File "models/rmsd_loss.py", line 52, in <module>
    L = rmsd(src, ref, num_atoms)
  File "path/to/python3_venv/lib/python3.6/site-packages/torch/nn/modules/module.py", line 532, in __call__
    result = self.forward(*input, **kwargs)
  File "path/to/New Volume/python3_venv/lib/python3.6/site-packages/TorchProteinLibrary-0.1-py3.6-linux-x86_64.egg/TorchProteinLibrary/RMSD/Coords2RMSD/Coords2RMSD.py", line 73, in forward
    input_center = self.c2c(input, num_atoms)
  File "path/to/New Volume/python3_venv/lib/python3.6/site-packages/torch/nn/modules/module.py", line 532, in __call__
    result = self.forward(*input, **kwargs)
  File "path/to/New Volume/python3_venv/lib/python3.6/site-packages/TorchProteinLibrary-0.1-py3.6-linux-x86_64.egg/TorchProteinLibrary/FullAtomModel/CoordsTransform/CoordsTransform.py", line 213, in forward
    return Coords2CenterFunction.apply(input_coords, num_atoms)
  File "path/to/New Volume/python3_venv/lib/python3.6/site-packages/TorchProteinLibrary-0.1-py3.6-linux-x86_64.egg/TorchProteinLibrary/FullAtomModel/CoordsTransform/CoordsTransform.py", line 180, in forward
    raise(Exception('Coords2CenterFunction: forward Nan'))
Exception: Coords2CenterFunction: forward Nan

Can anyone tell me what is going on?
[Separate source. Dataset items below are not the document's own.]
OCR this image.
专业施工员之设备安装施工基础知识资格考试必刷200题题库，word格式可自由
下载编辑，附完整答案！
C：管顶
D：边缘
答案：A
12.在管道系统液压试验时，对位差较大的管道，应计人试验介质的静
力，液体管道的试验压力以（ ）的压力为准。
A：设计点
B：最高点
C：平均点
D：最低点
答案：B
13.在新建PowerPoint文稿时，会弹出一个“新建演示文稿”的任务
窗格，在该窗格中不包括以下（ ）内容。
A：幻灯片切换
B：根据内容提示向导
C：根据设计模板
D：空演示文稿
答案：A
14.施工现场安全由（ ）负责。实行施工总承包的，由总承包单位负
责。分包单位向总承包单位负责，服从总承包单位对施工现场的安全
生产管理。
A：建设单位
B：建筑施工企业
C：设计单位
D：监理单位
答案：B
Any help is highly appreciated.

lupoglaz commented 4 years ago

Change "num_atoms = torch.tensor([4], dtype=torch.int, device='cuda')" to "num_atoms = torch.tensor([4,4,4], dtype=torch.int, device='cuda')"

akabiraka commented 4 years ago

Thanks a lot. I misunderstood. That was per batch atoms.